Baldwin is president of Toronto-based renovation firm Lifetime Contractor Ltd. She says the key to the initiative is that it will require builders to provide receipts for all work done. The program offers seniors a maximum 15 percent rebate on up to $10,000 worth of alterations deemed necessary “for their changing needs.” Adapting homes to accommodate wheelchairs and walkers, for example, for the growing market of greying baby boomers fits neatly into the program.

“We’re hoping renovation rebates can be expanded to include other categories of residential work,” Baldwin adds.

Another growing niche market that her company will focus on in 2012 will be renos to older resale condominiums for boomers looking to “right-size” after a generation of living in large single-family homes. Green renovations is also a sector to tap in 2012 and beyond, says Baldwin, citing such examples as building envelope upgrades that involve window, door and insulation upgrades. Renos to improve indoor air quality and reduce water consumption through efficient fixtures is another promising market.

Baldwin says tough times have forced her company to lay off 30 percent of its staff in the third quarter 2011. Going into 2012, Lifetime Contractor’s strategy will be to focus primarily on smaller projects. “I think homeowners are cautious at this time, waiting to see what will happen with the economy before making large investments on a renovation.”

Eastforest Homes Ltd.
Indications are that 2012 should see slightly more work than 2011 for this Kitchener-based builder, largely because several greenfield sites are being developed in Waterloo. Eastforest will offer a range of home types for those sites, including the quadplexes – up-and-down units in semi-detached houses. Popular for their affordability, quadplexes contain raised basement units ranging from 700-780 square feet, says Rick Martins, vice-president of construction.

As for new strategies or focuses in 2012, Martins says Eastforest will be introducing smart technology to some of its homes in a Kitchener subdivision. The technology allows homeowners to control features from home lighting to security – it can even provide up-to-date heat consumption – from remote locations via the internet. Martins doesn’t expect the technology to catch on quickly, however. Most buyers are drawn to glitz, not technology. “Granite countertops, ceramic tile and body showers are examples.”

In 2011, Eastforest opened a renovation division in part to cash in on the market of aging baby boomers with such changing needs as barrier-free homes. “We see the shift coming and we want to be at the front end of it.”

The builder, which has carried the Energy Star rating on its homes over the past four years, will continue on the “performance path” to achieve its rating rather than the “prescriptive” approach which will be an option when Enercan introduces its next Energy Star rating in 2012, he says. Performance criteria include blower door tests, matching furnace size (output) with home size, energy-saving appliances and lighting. Testing is done by an independent evaluator.

Monkhouse Homes
In 2012 this Sudbury-based home builder will continue to build homes that look different from most in this mining community where vinyl siding is king. Timber accents and James Hardie siding are examples of materials Monkhouse will clad its houses within a new development in Lively, a community in Greater Sudbury.

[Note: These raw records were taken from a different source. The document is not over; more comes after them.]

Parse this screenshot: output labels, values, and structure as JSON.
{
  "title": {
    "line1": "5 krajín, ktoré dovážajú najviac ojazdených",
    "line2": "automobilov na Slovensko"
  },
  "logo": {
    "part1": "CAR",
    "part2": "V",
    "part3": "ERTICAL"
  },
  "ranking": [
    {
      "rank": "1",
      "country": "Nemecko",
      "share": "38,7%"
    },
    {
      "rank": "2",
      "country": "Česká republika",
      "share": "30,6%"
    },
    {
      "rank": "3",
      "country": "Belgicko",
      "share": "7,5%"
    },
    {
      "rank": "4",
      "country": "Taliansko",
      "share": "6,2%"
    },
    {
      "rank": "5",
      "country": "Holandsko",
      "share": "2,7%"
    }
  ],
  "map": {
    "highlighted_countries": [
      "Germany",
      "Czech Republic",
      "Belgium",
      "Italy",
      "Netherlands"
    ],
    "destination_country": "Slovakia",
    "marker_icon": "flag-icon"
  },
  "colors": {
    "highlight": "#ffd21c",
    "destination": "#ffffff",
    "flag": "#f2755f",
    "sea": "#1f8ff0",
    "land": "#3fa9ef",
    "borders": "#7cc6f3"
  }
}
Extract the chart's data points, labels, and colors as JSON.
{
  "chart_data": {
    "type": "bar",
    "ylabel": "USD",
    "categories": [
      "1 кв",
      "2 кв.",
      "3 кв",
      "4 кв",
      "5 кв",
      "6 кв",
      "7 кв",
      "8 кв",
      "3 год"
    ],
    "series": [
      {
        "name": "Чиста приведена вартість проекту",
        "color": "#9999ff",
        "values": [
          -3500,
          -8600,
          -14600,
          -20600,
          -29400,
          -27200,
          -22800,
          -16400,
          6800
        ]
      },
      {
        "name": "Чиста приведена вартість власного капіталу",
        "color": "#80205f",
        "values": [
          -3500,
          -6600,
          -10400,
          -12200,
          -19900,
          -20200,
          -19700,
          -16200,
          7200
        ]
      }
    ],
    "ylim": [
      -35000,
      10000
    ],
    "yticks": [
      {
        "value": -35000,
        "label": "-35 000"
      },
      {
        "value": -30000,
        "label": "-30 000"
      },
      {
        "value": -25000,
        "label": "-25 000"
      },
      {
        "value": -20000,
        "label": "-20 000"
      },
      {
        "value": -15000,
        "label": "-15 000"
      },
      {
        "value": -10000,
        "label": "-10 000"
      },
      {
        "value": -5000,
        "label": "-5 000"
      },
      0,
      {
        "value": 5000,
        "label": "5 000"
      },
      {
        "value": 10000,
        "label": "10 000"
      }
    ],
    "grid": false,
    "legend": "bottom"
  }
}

The builder often uses James Hardie siding – the timber accents are new – and stone is also a feature in the façades of many of its homes. “We’re a new builder, not a legacy builder,” so creating an identity that residents will come to recognize through homes that look distinctive is paramount, says Julie Monkhouse, co-owner of the company with husband Phil.

When it comes to marketing strategies the pair don’t expect to have to change their modus operandi much in 2012 partly because the home building industry in Sudbury remains on solid footing. Advertising is primarily done through its website but word-of-mouth goes a long way in this city of 160,000 residents.